If you change your price
If you change the price on your home, you can call or email potential buyers so they can reconsider your home at its new, lower price. If a buyer had your home on their shortlist but felt they were priced out, they may be eager to put in an offer once they hear about the price drop.
What to say: “Hello! We thought you might be interested in knowing that we’ve dropped the price on our home. Please let us know if you’re interested in coming back and taking another look around!” – TIP: Offer them another opportunity to look at the house.
If your listing isn't attracting enough buyers
If your listing isn’t attracting enough buyers, you may want to reach out to anyone who has already toured your home – they are the best source of feedback you'll ever get on your price and listing. You can ask them what they thought of your home and if they made an offer on another property. Getting this feedback can help you adjust your price or marketing strategy to appeal to more buyers.
What to say: “We’re curious to know what you thought about our home. Is there anything you loved or that you think would add value? Were there any questions you had about our home?” – TIP: Be sure to make this a safe conversation. You can be honest and let them know you’re genuinely interested in their feedback.
If you need a plan B
It's frustrating when an offer falls through, regardless of the reason. But, if you keep good notes and an offer were to fall through for any reason, you'll have that list of backup buyers to reach out to.

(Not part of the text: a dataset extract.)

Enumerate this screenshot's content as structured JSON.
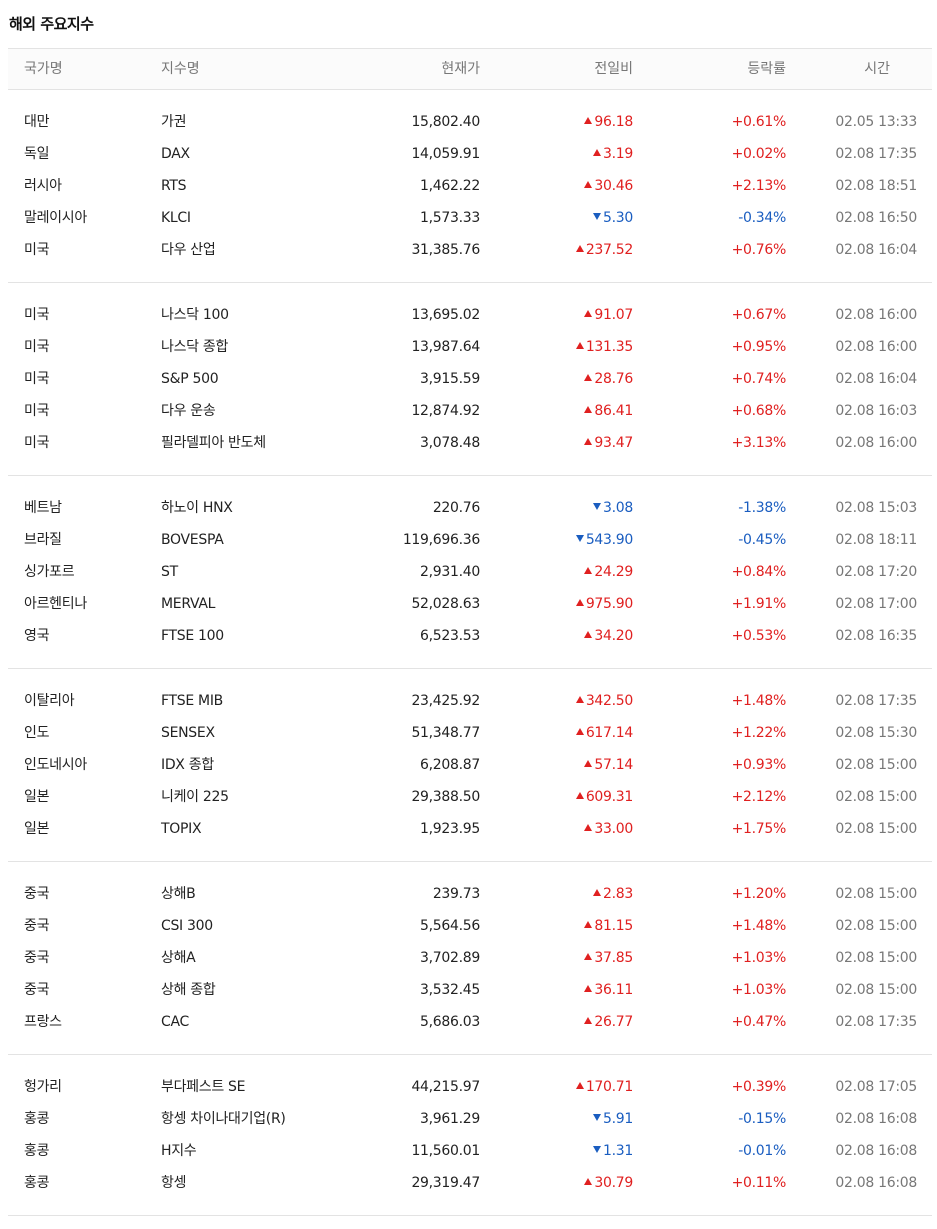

What to say: “We just had an offer fall through and thought we would reach out to see if you’re still in the market. Please let us know if you’d like to come see the house again!” –TIP: Don’t worry too much about why the deal fell through. You don’t need to go into much detail, and many prospective buyers won’t even ask.

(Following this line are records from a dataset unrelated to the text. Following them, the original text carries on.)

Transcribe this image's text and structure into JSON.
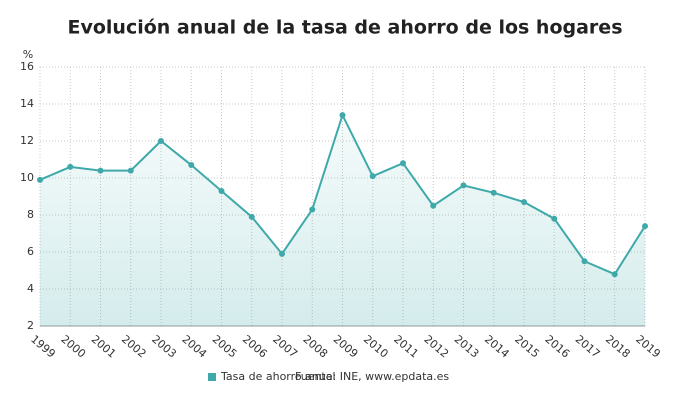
{
  "chart_data": {
    "type": "line",
    "title": "Evolución anual de la tasa de ahorro de los hogares",
    "y_label": "%",
    "categories": [
      "1999",
      "2000",
      "2001",
      "2002",
      "2003",
      "2004",
      "2005",
      "2006",
      "2007",
      "2008",
      "2009",
      "2010",
      "2011",
      "2012",
      "2013",
      "2014",
      "2015",
      "2016",
      "2017",
      "2018",
      "2019"
    ],
    "series": [
      {
        "name": "Tasa de ahorro anual",
        "color": "#3fa9aa",
        "values": [
          9.9,
          10.6,
          10.4,
          10.4,
          12.0,
          10.7,
          9.3,
          7.9,
          5.9,
          8.3,
          13.4,
          10.1,
          10.8,
          8.5,
          9.6,
          9.2,
          8.7,
          7.8,
          5.5,
          4.8,
          7.4
        ]
      }
    ],
    "source": "Fuente: INE, www.epdata.es",
    "ylim": [
      2,
      16
    ],
    "yticks": [
      2,
      4,
      6,
      8,
      10,
      12,
      14,
      16
    ],
    "grid": true,
    "area": true
  }
}
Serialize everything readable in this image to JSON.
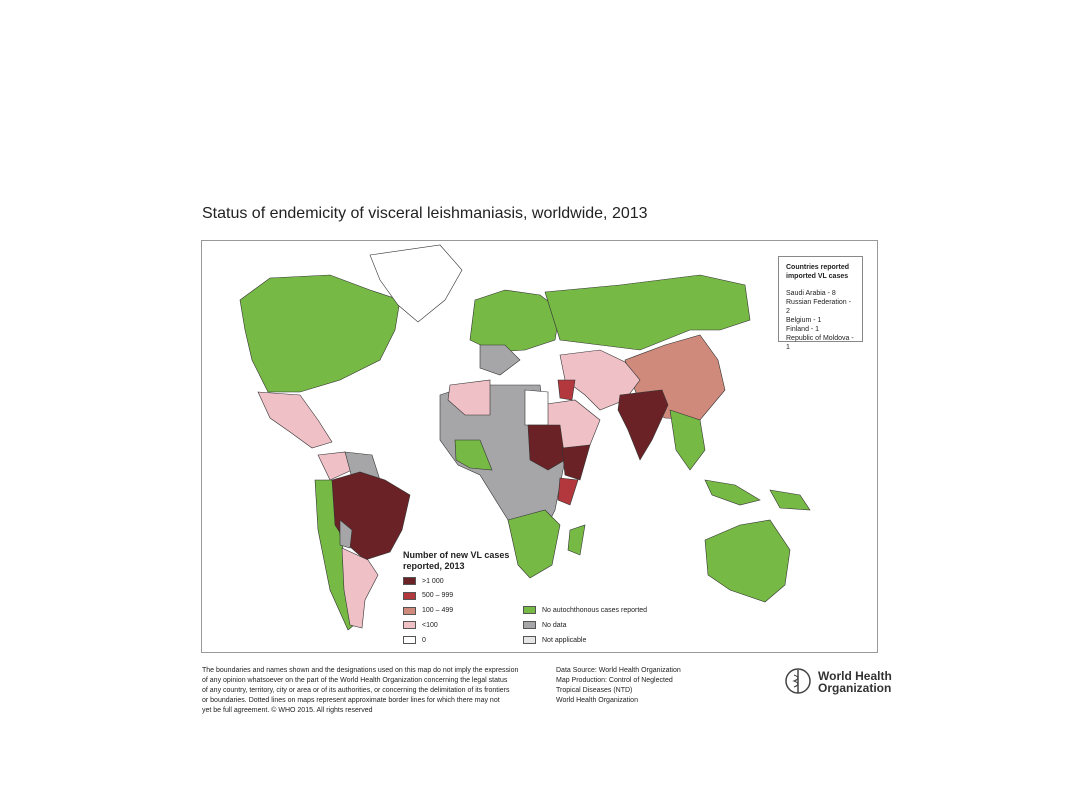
{
  "title": "Status of endemicity of visceral leishmaniasis, worldwide, 2013",
  "imported_box": {
    "title": "Countries reported imported VL cases",
    "items": [
      "Saudi Arabia - 8",
      "Russian Federation - 2",
      "Belgium - 1",
      "Finland - 1",
      "Republic of Moldova - 1"
    ]
  },
  "legend": {
    "title": "Number of new VL cases reported, 2013",
    "items": [
      {
        "label": ">1 000",
        "color": "#6b2226"
      },
      {
        "label": "500 – 999",
        "color": "#b3383d"
      },
      {
        "label": "100 – 499",
        "color": "#cf8a7c"
      },
      {
        "label": "<100",
        "color": "#efc0c6"
      },
      {
        "label": "0",
        "color": "#ffffff"
      },
      {
        "label": "No autochthonous cases reported",
        "color": "#76b944"
      },
      {
        "label": "No data",
        "color": "#a6a6a8"
      },
      {
        "label": "Not applicable",
        "color": "#e6e6e6"
      }
    ]
  },
  "disclaimer": [
    "The boundaries and names shown and the designations used on this map do not imply the expression",
    "of any opinion whatsoever on the part of the World Health Organization concerning the legal status",
    "of any country, territory, city or area or of its authorities, or concerning the delimitation of its frontiers",
    "or boundaries. Dotted lines on maps represent approximate border lines for which there may not",
    "yet be full agreement. © WHO 2015. All rights reserved"
  ],
  "source": [
    "Data Source: World Health Organization",
    "Map Production: Control of Neglected",
    "Tropical Diseases (NTD)",
    "World Health Organization"
  ],
  "logo": [
    "World Health",
    "Organization"
  ]
}
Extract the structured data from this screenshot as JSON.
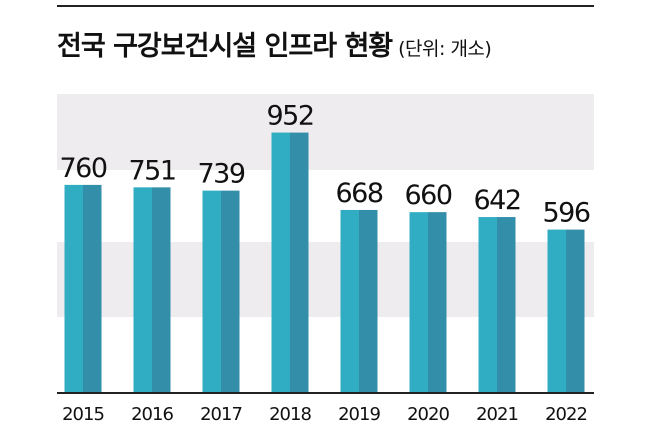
{
  "title": "전국 구강보건시설 인프라 현황",
  "unit": "(단위: 개소)",
  "colors": {
    "bar_left": "#31adc3",
    "bar_right": "#328ea9",
    "band": "#eeecee",
    "axis": "#222222"
  },
  "chart_data": {
    "type": "bar",
    "categories": [
      "2015",
      "2016",
      "2017",
      "2018",
      "2019",
      "2020",
      "2021",
      "2022"
    ],
    "values": [
      760,
      751,
      739,
      952,
      668,
      660,
      642,
      596
    ],
    "title": "전국 구강보건시설 인프라 현황",
    "xlabel": "",
    "ylabel": "",
    "ylim": [
      0,
      1000
    ],
    "grid": false,
    "legend": "none"
  }
}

If you need adviceIf you're working with HomeBay, you can share your activity and notes with us so we can help you evaluate how well your listing is doing in relation to other listings in the area. Knowing how much activity you’re getting helps us optimize your listing and attract more buyers.

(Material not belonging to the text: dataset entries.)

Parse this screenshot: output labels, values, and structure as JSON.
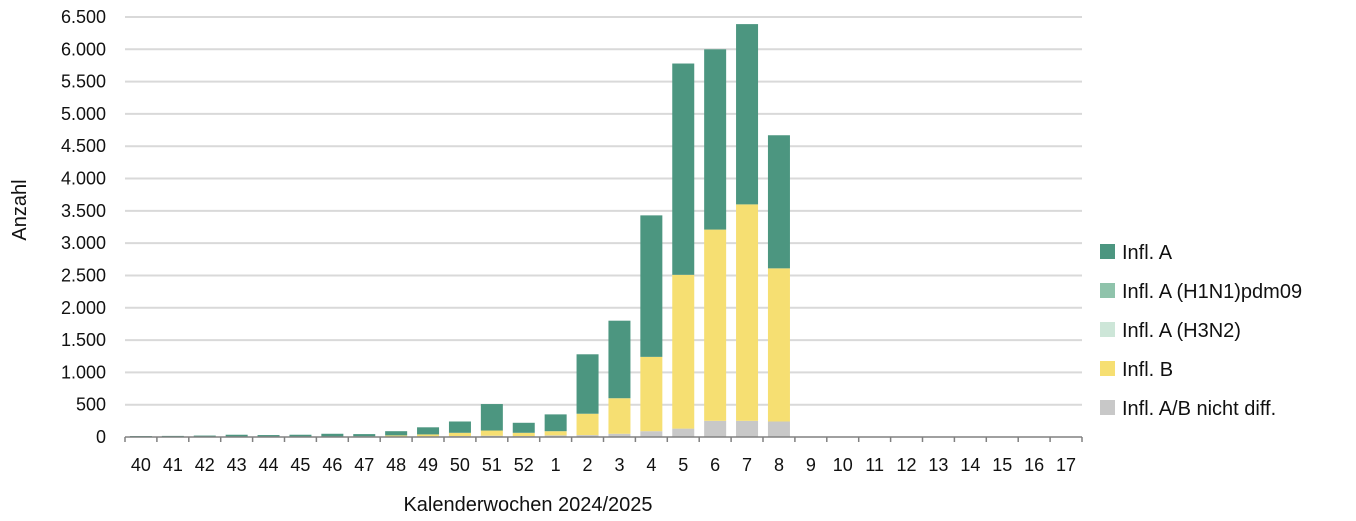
{
  "chart_data": {
    "type": "bar",
    "stacked": true,
    "xlabel": "Kalenderwochen 2024/2025",
    "ylabel": "Anzahl",
    "ylim": [
      0,
      6500
    ],
    "yticks": [
      0,
      500,
      1000,
      1500,
      2000,
      2500,
      3000,
      3500,
      4000,
      4500,
      5000,
      5500,
      6000,
      6500
    ],
    "ytick_labels": [
      "0",
      "500",
      "1.000",
      "1.500",
      "2.000",
      "2.500",
      "3.000",
      "3.500",
      "4.000",
      "4.500",
      "5.000",
      "5.500",
      "6.000",
      "6.500"
    ],
    "grid": true,
    "legend_position": "right",
    "categories": [
      "40",
      "41",
      "42",
      "43",
      "44",
      "45",
      "46",
      "47",
      "48",
      "49",
      "50",
      "51",
      "52",
      "1",
      "2",
      "3",
      "4",
      "5",
      "6",
      "7",
      "8",
      "9",
      "10",
      "11",
      "12",
      "13",
      "14",
      "15",
      "16",
      "17"
    ],
    "series": [
      {
        "name": "Infl. A/B nicht diff.",
        "color": "#c8c8c8",
        "values": [
          0,
          0,
          0,
          0,
          0,
          0,
          0,
          0,
          5,
          10,
          15,
          20,
          15,
          25,
          30,
          50,
          90,
          130,
          250,
          250,
          240,
          0,
          0,
          0,
          0,
          0,
          0,
          0,
          0,
          0
        ]
      },
      {
        "name": "Infl. B",
        "color": "#f6df72",
        "values": [
          3,
          3,
          4,
          5,
          5,
          5,
          8,
          10,
          20,
          30,
          50,
          80,
          50,
          65,
          330,
          550,
          1150,
          2380,
          2960,
          3350,
          2370,
          0,
          0,
          0,
          0,
          0,
          0,
          0,
          0,
          0
        ]
      },
      {
        "name": "Infl. A (H3N2)",
        "color": "#cde6d8",
        "values": [
          0,
          0,
          0,
          0,
          0,
          0,
          0,
          0,
          0,
          0,
          0,
          0,
          0,
          0,
          0,
          0,
          0,
          0,
          0,
          0,
          0,
          0,
          0,
          0,
          0,
          0,
          0,
          0,
          0,
          0
        ]
      },
      {
        "name": "Infl. A (H1N1)pdm09",
        "color": "#8fc3ab",
        "values": [
          0,
          0,
          0,
          0,
          0,
          0,
          0,
          0,
          0,
          0,
          0,
          0,
          0,
          0,
          0,
          0,
          0,
          0,
          0,
          0,
          0,
          0,
          0,
          0,
          0,
          0,
          0,
          0,
          0,
          0
        ]
      },
      {
        "name": "Infl. A",
        "color": "#4c9680",
        "values": [
          12,
          14,
          18,
          30,
          25,
          30,
          42,
          35,
          65,
          110,
          175,
          410,
          155,
          260,
          920,
          1200,
          2190,
          3270,
          2790,
          2790,
          2060,
          0,
          0,
          0,
          0,
          0,
          0,
          0,
          0,
          0
        ]
      }
    ],
    "legend_order": [
      "Infl. A",
      "Infl. A (H1N1)pdm09",
      "Infl. A (H3N2)",
      "Infl. B",
      "Infl. A/B nicht diff."
    ]
  }
}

What Info You Should Track for Prospective Buyers
Having a showing? Receive an email or phone call inquiring about your property? Did a friend mention to you they may know the perfect buyer looking in your area?
Be sure to get some basic information, and if you need a convenient place to track everything so it’s all in one place, download our free Potential Buyer Log.
Whether you use our log or create something of your own, be sure to get the following information from any prospective buyer:
The name of the person/agent who viewed
The date of each showing or contact
How they would prefer to be contacted (via email or phone)
Their contact information -- phone number and email address
Any feedback they gave you or notes about your discussion
Keeping track of prospective buyers along the way makes it a much simpler process to reach out when circumstances change or you have new information about your home. There isn’t a lot you need to get from a buyer, and you can ask for it without seeming overbearing or intrusive. Knowing a few details about buyers can save you a lot of headache (not to mention time) when trying to get back in touch with them.
When talking to prospective buyers, use some basic house showing etiquette to reassure them that you’ll respect their privacy and information. Let them know why you want their contact information and that you might be reaching out to tell them about a price change or if you receive another offer they may want to counter. And when and if you do contact a buyer, be mindful and respectful of their time. Don’t call late at night, and if calling a cell phone, you may not want to call in the middle of their working day when you know they’re unavailable. Take into account their preferred way of being contacted, and use that method if possible.
Making a connection with a buyer can end up being the single thing that actually sells your home. Doing it authentically, and with good intentions, might mean you find the perfect buyer and, perhaps, maybe even a friend along the way.